The High Court has rejected an application to adjourn the computation of damages for future losses pending review of the discount rate in Love v Dewsbury 19.11.10. In a case where Kennedys was instructed by insurers, Mr Justice O’Brien confirmed that the High Court was required to apply the law as it stood.
Following judgment in Helmot v Simon (unreported) 12.01.10 it was apparent that the Lord Chancellor had indicated that he might reconsider whether it was appropriate to change the discount rate of 2.5 per cent. Sumption, J.A. held in the case of Helmot that the correct discount rate to apply was minus 1.5 per cent for the Claimant’s lost earnings and the cost of employing his carers.
It was subsequently reported on 9 November 2010 that the Lord Chancellor had agreed to review the discount rate for personal injury claims, in response to a threat of judicial review by the Association for Personal Injury Lawyers (APIL). The Lord Chancellor has stated, however, that it will be necessary to undertake the review before it is decided whether the discount rate should be reduced or increased, or whether it should remain at 2.5 per cent and cannot agree to APIL’s request that the discount rate should be reduced. In the meantime, it is understood that the Association of British Insurers (ABI) has responded formally to the announcement that there will be a review.
The court was required to assess damages in an action by the Claimant against the Defendant arising from a road traffic accident. The Claimant, aged 17 at the time of the hearing (and who was six years old at the time of the accident), had been a passenger in a vehicle which was hit by a car travelling on the wrong side of the road. The Claimant sustained a head injury of moderate to severe range and developed a number of physical difficulties including poor coordination and petit mal epilepsy. He also sustained psychological difficulties which included an adjustment order for several years after the accident (resulting in mixed anxiety and mood disturbance) and exacerbation of a weakness in some language based skills.
The prognosis, particularly in respect of precisely how the Claimant will eventually function in society when an adult, remains uncertain and was a contentious point between the parties.
Judgment was entered for damages to be assessed on 22 November 2006. Due to the uncertainty of the prognosis, an order was made in November 2008 for the parties to provide updated quantum evidence at the end of 2009 and the matter was listed for trial beginning 15 November 2010.
At the hearing, the Defendant argued that the variable nature of the Claimant’s future care needs meant that a conventional lump sum award was appropriate.
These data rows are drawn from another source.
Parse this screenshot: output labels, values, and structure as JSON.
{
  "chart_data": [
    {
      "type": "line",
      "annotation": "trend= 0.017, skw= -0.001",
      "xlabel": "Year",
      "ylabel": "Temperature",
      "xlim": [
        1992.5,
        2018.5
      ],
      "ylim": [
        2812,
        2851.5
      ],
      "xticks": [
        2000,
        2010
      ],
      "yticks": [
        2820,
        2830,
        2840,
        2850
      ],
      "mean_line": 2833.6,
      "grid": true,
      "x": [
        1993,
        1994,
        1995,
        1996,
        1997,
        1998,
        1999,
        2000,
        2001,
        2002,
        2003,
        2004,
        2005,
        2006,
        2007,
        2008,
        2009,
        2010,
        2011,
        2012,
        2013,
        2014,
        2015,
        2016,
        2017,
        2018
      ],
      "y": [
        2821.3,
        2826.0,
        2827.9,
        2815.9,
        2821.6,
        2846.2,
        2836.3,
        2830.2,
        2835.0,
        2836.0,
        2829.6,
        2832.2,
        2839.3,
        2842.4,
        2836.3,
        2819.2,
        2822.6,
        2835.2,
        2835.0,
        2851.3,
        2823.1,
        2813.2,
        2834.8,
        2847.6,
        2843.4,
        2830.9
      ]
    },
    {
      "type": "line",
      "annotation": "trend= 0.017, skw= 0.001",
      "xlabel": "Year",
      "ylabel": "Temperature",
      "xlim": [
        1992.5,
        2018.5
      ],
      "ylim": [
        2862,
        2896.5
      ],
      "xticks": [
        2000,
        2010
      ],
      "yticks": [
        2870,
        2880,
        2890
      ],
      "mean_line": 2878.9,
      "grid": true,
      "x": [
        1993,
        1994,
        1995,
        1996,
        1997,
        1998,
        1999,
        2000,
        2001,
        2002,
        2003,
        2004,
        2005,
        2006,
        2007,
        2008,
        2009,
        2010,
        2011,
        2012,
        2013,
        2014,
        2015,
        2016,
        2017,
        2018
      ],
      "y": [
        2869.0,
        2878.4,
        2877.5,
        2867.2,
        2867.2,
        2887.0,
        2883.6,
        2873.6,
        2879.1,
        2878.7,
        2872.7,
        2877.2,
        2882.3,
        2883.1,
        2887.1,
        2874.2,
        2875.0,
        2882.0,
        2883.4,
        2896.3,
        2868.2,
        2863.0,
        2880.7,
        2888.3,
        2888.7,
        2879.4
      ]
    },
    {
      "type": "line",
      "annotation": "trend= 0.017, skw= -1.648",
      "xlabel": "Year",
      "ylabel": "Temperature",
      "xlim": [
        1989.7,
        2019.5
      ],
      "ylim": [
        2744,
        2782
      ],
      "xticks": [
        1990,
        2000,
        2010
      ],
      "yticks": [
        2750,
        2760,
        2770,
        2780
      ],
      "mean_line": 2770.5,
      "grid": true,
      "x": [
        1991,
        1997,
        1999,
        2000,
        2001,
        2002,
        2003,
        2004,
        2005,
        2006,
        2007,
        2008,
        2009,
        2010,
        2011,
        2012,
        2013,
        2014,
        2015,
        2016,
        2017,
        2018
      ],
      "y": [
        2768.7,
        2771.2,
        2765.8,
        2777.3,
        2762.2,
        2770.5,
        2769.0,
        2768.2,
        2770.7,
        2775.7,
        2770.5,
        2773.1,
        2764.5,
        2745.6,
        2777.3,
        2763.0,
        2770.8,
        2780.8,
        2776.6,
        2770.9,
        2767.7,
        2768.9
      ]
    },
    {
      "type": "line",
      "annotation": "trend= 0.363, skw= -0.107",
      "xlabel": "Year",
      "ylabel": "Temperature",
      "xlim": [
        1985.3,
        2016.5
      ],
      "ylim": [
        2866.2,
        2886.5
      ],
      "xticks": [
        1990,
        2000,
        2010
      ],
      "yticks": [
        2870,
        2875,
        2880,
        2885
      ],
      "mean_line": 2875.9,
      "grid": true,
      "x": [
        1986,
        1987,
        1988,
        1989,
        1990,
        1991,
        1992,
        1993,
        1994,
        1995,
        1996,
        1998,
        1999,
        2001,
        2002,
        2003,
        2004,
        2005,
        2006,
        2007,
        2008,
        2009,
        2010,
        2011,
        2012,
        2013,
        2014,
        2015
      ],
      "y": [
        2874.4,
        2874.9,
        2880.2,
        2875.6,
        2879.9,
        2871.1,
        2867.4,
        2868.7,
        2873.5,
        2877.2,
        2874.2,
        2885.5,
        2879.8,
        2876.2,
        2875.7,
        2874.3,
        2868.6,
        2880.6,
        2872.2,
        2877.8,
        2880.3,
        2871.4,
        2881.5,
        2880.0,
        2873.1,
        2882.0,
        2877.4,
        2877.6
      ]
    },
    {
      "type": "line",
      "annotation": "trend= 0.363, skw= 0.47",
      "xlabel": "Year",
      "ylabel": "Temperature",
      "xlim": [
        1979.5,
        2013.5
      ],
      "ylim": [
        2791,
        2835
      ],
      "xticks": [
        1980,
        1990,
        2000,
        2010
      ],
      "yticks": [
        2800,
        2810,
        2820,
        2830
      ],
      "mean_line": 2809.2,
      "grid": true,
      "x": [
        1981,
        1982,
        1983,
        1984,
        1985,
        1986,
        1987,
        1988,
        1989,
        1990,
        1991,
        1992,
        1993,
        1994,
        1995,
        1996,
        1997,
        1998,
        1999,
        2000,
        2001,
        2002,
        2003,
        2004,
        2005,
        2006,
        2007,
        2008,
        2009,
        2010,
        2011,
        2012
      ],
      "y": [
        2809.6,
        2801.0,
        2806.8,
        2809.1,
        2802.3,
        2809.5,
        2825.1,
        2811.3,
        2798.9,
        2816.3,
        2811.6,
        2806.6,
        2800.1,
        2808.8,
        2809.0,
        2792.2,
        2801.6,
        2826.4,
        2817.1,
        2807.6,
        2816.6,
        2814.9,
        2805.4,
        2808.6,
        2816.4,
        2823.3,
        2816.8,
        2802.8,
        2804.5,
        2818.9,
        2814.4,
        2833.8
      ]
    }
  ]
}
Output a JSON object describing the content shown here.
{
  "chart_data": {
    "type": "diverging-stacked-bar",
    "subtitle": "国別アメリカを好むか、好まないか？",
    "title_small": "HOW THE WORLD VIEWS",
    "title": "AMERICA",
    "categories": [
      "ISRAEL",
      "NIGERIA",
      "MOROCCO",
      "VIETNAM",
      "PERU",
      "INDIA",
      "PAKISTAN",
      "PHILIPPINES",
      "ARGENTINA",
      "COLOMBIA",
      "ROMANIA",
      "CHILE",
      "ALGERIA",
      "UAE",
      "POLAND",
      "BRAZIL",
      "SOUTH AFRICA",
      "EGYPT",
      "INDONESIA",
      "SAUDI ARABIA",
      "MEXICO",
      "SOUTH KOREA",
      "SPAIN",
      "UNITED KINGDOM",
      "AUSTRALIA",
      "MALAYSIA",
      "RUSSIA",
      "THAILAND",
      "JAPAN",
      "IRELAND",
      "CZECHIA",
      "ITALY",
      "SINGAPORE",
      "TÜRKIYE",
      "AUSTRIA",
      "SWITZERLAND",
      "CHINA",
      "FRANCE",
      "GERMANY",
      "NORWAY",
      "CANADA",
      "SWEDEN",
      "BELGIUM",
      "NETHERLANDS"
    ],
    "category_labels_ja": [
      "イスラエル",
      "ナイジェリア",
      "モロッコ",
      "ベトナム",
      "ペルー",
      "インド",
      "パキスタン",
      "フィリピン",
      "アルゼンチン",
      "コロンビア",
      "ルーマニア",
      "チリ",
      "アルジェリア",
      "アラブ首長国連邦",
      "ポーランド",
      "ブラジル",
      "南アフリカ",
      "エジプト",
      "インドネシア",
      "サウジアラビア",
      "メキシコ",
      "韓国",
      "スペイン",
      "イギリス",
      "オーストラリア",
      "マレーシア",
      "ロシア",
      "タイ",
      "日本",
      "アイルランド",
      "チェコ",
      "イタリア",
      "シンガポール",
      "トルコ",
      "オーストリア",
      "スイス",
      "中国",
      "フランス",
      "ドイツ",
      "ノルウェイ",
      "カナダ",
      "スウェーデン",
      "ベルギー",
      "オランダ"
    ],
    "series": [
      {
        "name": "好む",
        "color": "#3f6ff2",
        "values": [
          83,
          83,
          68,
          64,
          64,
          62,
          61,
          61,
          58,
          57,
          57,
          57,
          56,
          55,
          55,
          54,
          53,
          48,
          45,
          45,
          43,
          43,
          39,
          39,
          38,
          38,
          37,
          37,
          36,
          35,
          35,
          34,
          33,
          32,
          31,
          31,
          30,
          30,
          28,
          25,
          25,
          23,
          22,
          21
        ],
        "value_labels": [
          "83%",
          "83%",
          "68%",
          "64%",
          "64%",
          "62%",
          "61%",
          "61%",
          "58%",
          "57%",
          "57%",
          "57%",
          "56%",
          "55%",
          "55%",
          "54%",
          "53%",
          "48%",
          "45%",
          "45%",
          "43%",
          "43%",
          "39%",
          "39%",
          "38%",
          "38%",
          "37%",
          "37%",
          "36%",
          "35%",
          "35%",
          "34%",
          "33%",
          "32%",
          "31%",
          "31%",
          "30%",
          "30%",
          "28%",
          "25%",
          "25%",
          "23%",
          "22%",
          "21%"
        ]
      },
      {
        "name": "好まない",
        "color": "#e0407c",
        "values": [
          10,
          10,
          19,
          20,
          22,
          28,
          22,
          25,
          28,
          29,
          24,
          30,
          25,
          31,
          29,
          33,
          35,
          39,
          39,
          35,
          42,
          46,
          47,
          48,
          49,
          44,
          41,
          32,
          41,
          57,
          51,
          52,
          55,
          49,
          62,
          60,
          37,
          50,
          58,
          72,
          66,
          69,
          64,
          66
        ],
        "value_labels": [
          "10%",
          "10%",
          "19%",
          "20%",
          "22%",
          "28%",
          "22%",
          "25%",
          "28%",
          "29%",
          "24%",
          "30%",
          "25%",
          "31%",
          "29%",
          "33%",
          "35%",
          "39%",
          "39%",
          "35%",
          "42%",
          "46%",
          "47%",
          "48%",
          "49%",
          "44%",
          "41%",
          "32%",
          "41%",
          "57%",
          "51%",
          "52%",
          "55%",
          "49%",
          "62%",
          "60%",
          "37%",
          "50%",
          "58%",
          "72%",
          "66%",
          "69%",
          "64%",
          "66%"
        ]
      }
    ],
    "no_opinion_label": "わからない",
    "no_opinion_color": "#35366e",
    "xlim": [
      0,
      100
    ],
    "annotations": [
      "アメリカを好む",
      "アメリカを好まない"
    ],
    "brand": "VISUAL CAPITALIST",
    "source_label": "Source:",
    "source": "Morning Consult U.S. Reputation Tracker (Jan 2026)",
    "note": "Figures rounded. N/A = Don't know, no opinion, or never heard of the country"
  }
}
Neither party had been able to identify a suitable product available (or likely to become available) on the UK market which would provide security for an award of periodical payments. The Defendant’s insurers have been in “run off” for a significant period. It was agreed that a lump sum award was appropriate in this particular circumstance.
An issue arose as to whether it was appropriate for the High Court not to apply the discount rate of 2.5 per cent, applicable to lump sum payments of damages under the Damages Act, 1996 and adjourn the computation of damages for future losses.
The Claimant argued that a change in the discount rate would lead to a very substantial increase in the multipliers. He invited the Court to put off the question of what is the appropriate multiplier in this case until after the Lord Chancellor has reviewed the discount rate. In the alternative, the Claimant invited the Court to decide the issue on the basis of the current discount rate giving the Claimant the right to reapply to the Court for a variation in the Court’s Order should the discount rate be altered after the review.
The Defendant argued that a review of the discount rate may not result in an adjustment to the rate. Accordingly, it would be wholly inappropriate for the resolution of claims to be delayed for what may be an extended period, when there is a clear provision as to the rate to be applied.
O’Brien J determined it was not for him to change the law. The High Court was required to determine the law as it stood and the Claimant had not produced any evidence to show that there were “exceptional circumstances” not to apply the standard discount rate as it stood (as confirmed in Warriner v Warriner ).
The discount rate had been known when the claim was issued and as it proceeded, but no application had been made to adjourn the case. Accordingly, an adjournment of those aspects of the claim affected by the discount rate was inappropriate.
O’Brien J held that to adopt the Claimant’s alternative suggestion of allowing the right to reapply should the discount rate be altered would “leave the matter in limbo. To do so would be to move the goalposts just before the final whistle blows with indefinite time added on.”
The Claimant was given permission to appeal.
The fact the Lord Chancellor had stated his intention to carry out a review of the discount rate only days before trial was a potential windfall for the Claimant. However, in the absence of an application either to adjourn or to argue that the circumstances of this case should be considered "exceptional"; insurers can take some comfort that the law remains as we know it. Further comfort can be taken from the fact that a timetable for review has not been set and it is unlikely to be completed promptly. The review will reflect the ‘expected’ rates of return not historical ones.
However, whilst clarification has been provided at the present time, if and when a timetable for review does commence, we may find claimants’ solicitors making tactical applications to adjourn or stay their clients’ cases.
Kennedys intends to make detailed submissions to the Lord Chancellor as to the appropriate level of the discount rate.